Christian Scientists do not deny that evil seems to be real and quite overpowering at times. They have only begun to prove that its claims are deceptive and unreal. But in their encounters with evil they are demonstrating progressively their superiority over its false claims which this understanding of evil gives them. As a result they are less impressed by evil's deceptive claims and so are less susceptible to them.
Students of this Science are at least glimpsing what it will be like when they have overcome the perverting influence of sin, Satan, and so are able to refrain from eating of the tree of knowledge of good and evil. This, they understand is the way to overcome death. It must be that Jesus ate only of the tree of life, for he vanquished death and said, speaking of the Christ, "Lo, I am with you alway, even unto the end of the world" (Matt. 28:20). And he promised (John 8:51), "Verily, verily, I say unto you. If a man keep my saying, he shall never see death."
One who approaches evil as deception cannot help being impressed with the one great experience of Christ Jesus which completed the preparation for his ministry. In what is termed his wilderness experience, he met and overcame the deceiver, the suppositional source of all error, all deception, all falsity, called devil, or Satan. In whatever way the three temptations may be explained, they represented the effort of evil to assert its supremacy over the Master and to thwart his divine mission, which was to bring about the total failure of evil and its claim to a place in the economy of being.
The Revelator pictured evil's downfall as the result of a war in heaven in which Michael and his angels overcame the dragon and his angels; "neither was their place found any more in heaven. And the great dragon was cast out, that old serpent, called the Devil, and Satan, which deceiveth the whole world" (Rev. 12:8, 9).
Mrs. Eddy tells us in "Miscellaneous Writings" (pp. 222, 223): "I shall not forget the cost of investigating, for this age, the methods and power of error.

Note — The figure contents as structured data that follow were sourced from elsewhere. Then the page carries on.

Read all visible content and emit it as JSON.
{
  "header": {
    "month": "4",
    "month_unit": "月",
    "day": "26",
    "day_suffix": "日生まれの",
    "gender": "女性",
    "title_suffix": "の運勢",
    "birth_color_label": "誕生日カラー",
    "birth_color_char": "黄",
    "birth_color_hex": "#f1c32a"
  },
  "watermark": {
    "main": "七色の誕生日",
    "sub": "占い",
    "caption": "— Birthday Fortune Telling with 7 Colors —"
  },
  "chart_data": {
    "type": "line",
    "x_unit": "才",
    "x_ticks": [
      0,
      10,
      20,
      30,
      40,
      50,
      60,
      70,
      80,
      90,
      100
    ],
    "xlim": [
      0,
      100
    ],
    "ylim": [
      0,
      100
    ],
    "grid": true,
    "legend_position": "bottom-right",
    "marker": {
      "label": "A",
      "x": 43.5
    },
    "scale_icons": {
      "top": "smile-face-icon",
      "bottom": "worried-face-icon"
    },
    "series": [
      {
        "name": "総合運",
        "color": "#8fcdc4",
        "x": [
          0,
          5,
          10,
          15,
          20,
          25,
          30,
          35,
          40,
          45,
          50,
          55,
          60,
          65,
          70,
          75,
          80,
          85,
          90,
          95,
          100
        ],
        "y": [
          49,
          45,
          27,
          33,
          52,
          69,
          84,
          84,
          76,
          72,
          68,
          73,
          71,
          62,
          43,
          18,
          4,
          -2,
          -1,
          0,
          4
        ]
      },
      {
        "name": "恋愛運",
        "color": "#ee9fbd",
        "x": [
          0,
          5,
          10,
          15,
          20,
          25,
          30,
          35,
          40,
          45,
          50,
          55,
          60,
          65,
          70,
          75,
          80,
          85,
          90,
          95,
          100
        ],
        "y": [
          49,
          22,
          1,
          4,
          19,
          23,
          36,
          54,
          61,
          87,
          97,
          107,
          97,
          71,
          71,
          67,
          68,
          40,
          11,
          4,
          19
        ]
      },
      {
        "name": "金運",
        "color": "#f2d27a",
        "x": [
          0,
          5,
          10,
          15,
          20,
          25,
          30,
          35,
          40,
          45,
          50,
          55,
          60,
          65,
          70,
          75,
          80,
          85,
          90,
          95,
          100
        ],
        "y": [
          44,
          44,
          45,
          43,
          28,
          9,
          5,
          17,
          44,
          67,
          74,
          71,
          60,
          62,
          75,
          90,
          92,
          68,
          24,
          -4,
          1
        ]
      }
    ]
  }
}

While the ways, means, and potency of Truth had flowed into my consciousness as easily as dawns the morning light and shadows flee, the metaphysical mystery of error—its hidden paths, purpose, and fruits—at first defied me. I was saying all the time, 'Come not thou into the secret'—but at length took up the research according to God's command."
This part of her work prepared Mrs. Eddy to be the God directed Leader of all who would win their way to a complete victory over the workings of the devil, whose wicked purpose it is to thwart the divine government and make men helpless victims of sin and disease.
Spiritual consciousness, which cannot be deceived, is the true consciousness of man. It is a state of enlightenment in which there is no darkness, no evil, no sin, disease, or death. When human thought is spiritualized through yielding to the facts of Spirit, the allness of good and the nothingness of evil will be understood. Then there will be no more eating of the tree of knowledge of good and evil.